Il 2 agosto di ogni anno dalle ore 12 del 1 agosto alle ore 24 del 2 agosto si acquista l‟indulgenza
plenario facendo la confessione sacramentale, la comunione eucaristica, la recita del Padre Nostro,
del Credo e secondo le intenzioni del papa, visitando una chiesa francescana devotamente.(14)
LA FIERA
La fiera di Santa Maria delle Grazie si origina spontaneamente verso il secolo XVII e si svolse per
ben tre secoli fino al suo estinguersi intorno al decennio del 1960 quando iniziò ad affermarsi quella
di Osteria Nuova (km 55 via salaria nuova, la prima domenica di ogni mese).

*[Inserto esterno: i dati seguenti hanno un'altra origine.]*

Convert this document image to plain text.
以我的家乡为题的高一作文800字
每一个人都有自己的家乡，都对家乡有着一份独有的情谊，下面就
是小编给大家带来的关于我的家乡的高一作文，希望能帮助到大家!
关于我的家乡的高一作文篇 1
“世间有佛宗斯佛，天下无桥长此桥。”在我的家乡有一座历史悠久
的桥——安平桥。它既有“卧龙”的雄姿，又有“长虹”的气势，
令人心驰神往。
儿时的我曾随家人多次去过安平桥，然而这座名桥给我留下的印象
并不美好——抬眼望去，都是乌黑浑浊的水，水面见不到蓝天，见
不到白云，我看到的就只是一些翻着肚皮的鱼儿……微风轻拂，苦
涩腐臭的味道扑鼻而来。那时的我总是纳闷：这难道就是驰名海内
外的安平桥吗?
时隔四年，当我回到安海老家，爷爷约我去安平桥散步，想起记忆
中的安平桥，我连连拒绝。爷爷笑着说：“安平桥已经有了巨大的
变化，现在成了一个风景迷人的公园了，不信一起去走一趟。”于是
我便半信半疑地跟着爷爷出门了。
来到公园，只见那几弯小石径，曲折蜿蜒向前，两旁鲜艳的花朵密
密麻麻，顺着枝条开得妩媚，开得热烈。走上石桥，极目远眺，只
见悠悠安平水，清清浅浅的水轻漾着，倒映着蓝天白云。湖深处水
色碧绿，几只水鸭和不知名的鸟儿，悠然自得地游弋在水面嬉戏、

La fiera si teneva il 2 agosto, quando si celebrava il Perdono di Assisi per cui tra la gente si usava
dire l‟espressione „festa e fiera‟. La centralità del santuario tra il Casale della Dogana in territorio di
Montorio Romano e il Ponte Porzio sulla Salaria (antica) dove era posto il confine tra la Comarca di
Roma e di Rieti vigilata da una stazione di gendarmeria la rendeva un appuntamento importante
perché in posizione strategica e libera da ogni tassa.
La fiera fu il riferimento sociale ed economico non soltanto per la Sabina ma anche di terre
confinanti, tanto che il celebre almanacco-lunario Barbanera dell‟editore Campi di Foligno sin dalla
fondazione del 1762 la registra nelle sue pubblicazioni.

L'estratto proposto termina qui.